Es injusto criticar al nuevo entrenador Andrés Carevic; se puede cuestionar su escogencia, pero se le debe dar la oportunidad una vez inicie funciones para ver si sirve o si no sirve.

La lógica ordenaba continuar con el binomio que formaron Hernán Torres y Javier Delgado, para aprovechar lo caminado y jugar un Torneo Apertura de revancha una vez concluyan los festejos del Centenario.

No obstante, la dirigencia de Alajuelense le entregó el club al español Agustín Lleida, con todos los poderes para hacer y deshacer, y don Agustín empezó su función. Tremenda responsabilidad para el joven profesional.

Desde luego que Lleida dijo lo que tenía que decir: primero, le pidió a Torres seguir y el colombiano no aceptó y con eso se lavó las manos y segundo, afirmó que Carevic llega a la dirección técnica de la Liga no por ser su amigo, sino por méritos profesionales. Lo primero es poco creíble y lo segundo está por verse.

En los previos de la escogencia de don Andrés, se especuló que la dirigencia eriza intentó que Óscar Ramírez volviera al redil, pero el Macho no aceptó. Hubo rumores de que Luis Antonio Marín, Martín Cardetti e incluso Mauricio Montero estuvieron en la ronda de eventuales candidatos.

No deja de ser curioso cómo Óscar Ramírez no pierde protagonismo y es requerido por los clubes para que se convierta en técnico del equipo, a pesar del fracaso de la Selección Nacional en Rusia.
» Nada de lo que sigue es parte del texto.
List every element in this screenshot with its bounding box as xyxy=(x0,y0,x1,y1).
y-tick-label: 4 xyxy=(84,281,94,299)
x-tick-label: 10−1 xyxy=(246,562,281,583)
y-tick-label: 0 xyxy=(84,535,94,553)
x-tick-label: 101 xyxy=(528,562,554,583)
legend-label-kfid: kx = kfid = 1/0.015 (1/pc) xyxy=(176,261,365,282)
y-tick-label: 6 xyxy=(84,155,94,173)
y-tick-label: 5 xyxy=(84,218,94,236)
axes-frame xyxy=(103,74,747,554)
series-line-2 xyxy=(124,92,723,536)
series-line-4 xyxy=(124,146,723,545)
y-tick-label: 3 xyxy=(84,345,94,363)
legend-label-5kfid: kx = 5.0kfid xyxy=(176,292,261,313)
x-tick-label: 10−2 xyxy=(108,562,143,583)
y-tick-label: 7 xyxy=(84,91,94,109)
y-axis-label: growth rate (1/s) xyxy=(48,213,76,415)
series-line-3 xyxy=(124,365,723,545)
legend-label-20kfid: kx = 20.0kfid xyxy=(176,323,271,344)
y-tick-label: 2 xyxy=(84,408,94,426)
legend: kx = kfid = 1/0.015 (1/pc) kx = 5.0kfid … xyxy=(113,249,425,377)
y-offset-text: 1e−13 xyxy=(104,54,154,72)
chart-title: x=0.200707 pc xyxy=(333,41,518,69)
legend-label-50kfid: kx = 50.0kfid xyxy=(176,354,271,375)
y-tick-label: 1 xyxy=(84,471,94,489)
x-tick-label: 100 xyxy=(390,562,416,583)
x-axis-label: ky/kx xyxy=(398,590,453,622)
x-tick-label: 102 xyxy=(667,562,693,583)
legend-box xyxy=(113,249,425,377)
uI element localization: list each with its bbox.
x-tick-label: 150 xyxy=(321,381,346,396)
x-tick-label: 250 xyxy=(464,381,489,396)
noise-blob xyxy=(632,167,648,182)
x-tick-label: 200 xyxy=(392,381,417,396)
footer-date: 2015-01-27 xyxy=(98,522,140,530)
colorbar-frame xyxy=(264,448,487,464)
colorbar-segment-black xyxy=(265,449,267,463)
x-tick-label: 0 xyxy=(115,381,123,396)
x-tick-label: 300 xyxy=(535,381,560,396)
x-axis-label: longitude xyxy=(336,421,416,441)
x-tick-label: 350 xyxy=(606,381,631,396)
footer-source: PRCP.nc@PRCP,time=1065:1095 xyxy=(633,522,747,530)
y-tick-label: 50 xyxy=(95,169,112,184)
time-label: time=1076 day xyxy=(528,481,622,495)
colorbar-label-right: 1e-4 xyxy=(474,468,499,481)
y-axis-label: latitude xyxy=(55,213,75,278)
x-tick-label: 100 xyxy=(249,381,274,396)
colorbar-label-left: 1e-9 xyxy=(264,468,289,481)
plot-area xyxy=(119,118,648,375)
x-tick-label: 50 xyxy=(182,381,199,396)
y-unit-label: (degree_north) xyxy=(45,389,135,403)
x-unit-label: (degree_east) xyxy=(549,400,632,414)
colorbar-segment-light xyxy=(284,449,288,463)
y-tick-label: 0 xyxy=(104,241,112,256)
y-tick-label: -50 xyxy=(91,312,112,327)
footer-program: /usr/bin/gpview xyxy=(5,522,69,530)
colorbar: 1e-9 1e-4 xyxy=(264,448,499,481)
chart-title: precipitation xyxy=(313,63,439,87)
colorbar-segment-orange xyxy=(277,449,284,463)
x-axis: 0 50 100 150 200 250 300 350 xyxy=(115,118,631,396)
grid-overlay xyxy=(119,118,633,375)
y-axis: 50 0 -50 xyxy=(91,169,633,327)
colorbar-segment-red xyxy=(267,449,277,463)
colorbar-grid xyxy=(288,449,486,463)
Se hace evidente que el desplome de la Tricolor en el último Mundial no contaminó a su entrenador, como sí ha “quemado” por utilizar un término popular a otros.

Solo por citar un ejemplo: ¿qué pasa con Alexandre Guimarães?

¿Por qué la dirigencia de la Liga no le ofreció al bimundialista estratega las riendas técnicas del equipo y se las da a un perfecto desconocido?

A Guima no le fue nada mal en el Mundial asiático del 2002 y, en Alemania 2006, podemos decir que fracasó, igual que el Macho en Rusia 18, a pesar del excitante partido inaugural de los ticos frente a los anfitriones.

Pregunto: ¿cómo estaría de revuelto el entorno de nuestro fútbol si Lleida hubiera escogido a Guimarães como técnico del León en lugar de su amigo Carevic?

Fijo que no habría incertidumbre, pero sí mucha curiosidad.